We have all neighborhood reassigned. For the final part, we will visualize it on the map by assigning different colors for each cluster.

In [29]:
def rgb_to_hex(rgb):
    hex = '%02x%02x%02x' % rgb
    return '#{}'.format(hex)

In [30]:
colors = []
n_clusers = max(df_tor['Cluster'])

for i in range(1, n_clusers + 1):
    r = int(255 - (255 * (i / n_clusers)))
    g = 0
    b = int(255 * (i / n_clusers))
    rgb = (r,g,b)
    colors.append(rgb_to_hex(rgb))


In [31]:
df_tor

Unnamed: 0,Postal Code,Borough,Neighbourhood,Latitude,Longitude,X,Y,Hospitals Nearby,Cluster
0,M3A,North York,Parkwoods,43.753259,-79.329656,848576.452374,1.514234e+07,22,2
1,M4A,North York,Victoria Village,43.725882,-79.315572,847601.053538,1.514544e+07,19,2
2,M5A,Downtown Toronto,"Regent Park, Harbourfront",43.654260,-79.360636,851650.155783,1.515321e+07,75,4
3,M6A,North York,"Lawrence Manor, Lawrence Heights",43.718518,-79.464763,859663.027114,1.514562e+07,14,1
4,M7A,Downtown Toronto,"Queen's Park, Ontario Provincial Government",43.662301,-79.389494,853930.191333,1.515219e+07,108,5
...,...,...,...,...,...,...,...,...,...
98,M8X,Etobicoke,"The Kingsway, Montgomery Road, Old Mill North",43.653654,-79.506944,863453.483804,1.515265e+07,22,2
99,M4Y,Downtown Toronto,Church and Wellesley,43.665860,-79.383160,853398.516964,1.515183e+07,102,5
100,M7Y,East Toronto,"Business reply mail Processing Centre, South C...",43.662744,-79.321558,848449.391620,1.515243e+07,19,2
101,M8Y,Etobicoke,"Old Mill South, King's Mill Park, Sunnylea, Hu...",43.636258,-79.498509,862878.159470,1.515461e+07,20,2


In [32]:
tor_cluster_map = folium.Map(location = [tor_lat, tor_long], zoom_start = 12)

for i in range(1, n_clusers + 1):
    df_plot = df_tor[df_tor['Cluster'] == i]
    df_plot.reset_index(drop = True, inplace = True)

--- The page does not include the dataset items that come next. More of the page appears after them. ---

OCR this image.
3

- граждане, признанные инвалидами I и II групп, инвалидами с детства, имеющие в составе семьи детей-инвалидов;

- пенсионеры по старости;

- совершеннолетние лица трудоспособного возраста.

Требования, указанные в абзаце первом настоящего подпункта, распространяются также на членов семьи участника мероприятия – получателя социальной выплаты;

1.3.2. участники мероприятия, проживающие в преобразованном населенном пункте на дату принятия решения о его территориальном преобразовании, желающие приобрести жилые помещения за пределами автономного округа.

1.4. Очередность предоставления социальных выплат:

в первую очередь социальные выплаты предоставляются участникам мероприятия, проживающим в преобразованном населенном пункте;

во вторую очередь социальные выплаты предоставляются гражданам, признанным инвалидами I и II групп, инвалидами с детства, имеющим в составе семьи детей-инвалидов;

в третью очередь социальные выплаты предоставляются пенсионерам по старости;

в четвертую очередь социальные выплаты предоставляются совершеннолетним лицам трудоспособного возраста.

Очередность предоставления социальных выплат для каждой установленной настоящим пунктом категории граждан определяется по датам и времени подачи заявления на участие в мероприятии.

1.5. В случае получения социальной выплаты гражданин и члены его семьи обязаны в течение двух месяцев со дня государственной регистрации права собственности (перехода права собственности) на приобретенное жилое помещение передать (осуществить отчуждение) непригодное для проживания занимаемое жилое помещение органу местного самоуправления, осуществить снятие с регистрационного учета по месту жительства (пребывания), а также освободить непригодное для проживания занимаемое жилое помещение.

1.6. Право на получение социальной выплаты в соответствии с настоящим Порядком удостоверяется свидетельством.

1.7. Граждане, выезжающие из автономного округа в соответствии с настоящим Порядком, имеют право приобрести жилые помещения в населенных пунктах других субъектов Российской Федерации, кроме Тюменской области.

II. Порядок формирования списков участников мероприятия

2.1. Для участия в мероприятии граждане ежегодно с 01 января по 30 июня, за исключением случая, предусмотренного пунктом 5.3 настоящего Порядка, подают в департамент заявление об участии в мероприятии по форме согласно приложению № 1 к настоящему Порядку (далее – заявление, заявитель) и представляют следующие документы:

    for j in range(0, df_plot.shape[0]):
        postal = df_plot['Postal Code'][j]
        borough = df_plot['Borough'][j]
        neigh = df_plot['Neighbourhood'][j]
        neigh_lat = df_plot['Latitude'][j]
        neigh_lng = df_plot['Longitude'][j]
        clust = i
        col = colors[i - 1]
        neigh_label = '{}\nCluster = {}'.format(neigh, clust)
        neigh_label = folium.Popup(neigh_label, parse_html = True)

        folium.Circle(
            [neigh_lat, neigh_lng],
            radius = 250,
            popup = neigh_label,
            color = col,
            fill = True,
            fill_color = col,
            fill_opacity = 1,
            parse_html = False
        ).add_to(tor_cluster_map)

tor_cluster_map

All good, from the map we can see that the neighborhoods pointed with blue color have the most healthcare facilities nearby. And opposite to the red one, have the least failities nearby.

# Result

So far in this project, we managed to do neighborhood clustering by the number of healthcare facilities that located nearby its centres. It appears that the neighborhoods near the downtown area have higher accessibility to nearby facilities compared to the neighborhoods on the outskirt of the city. This will conclude our project.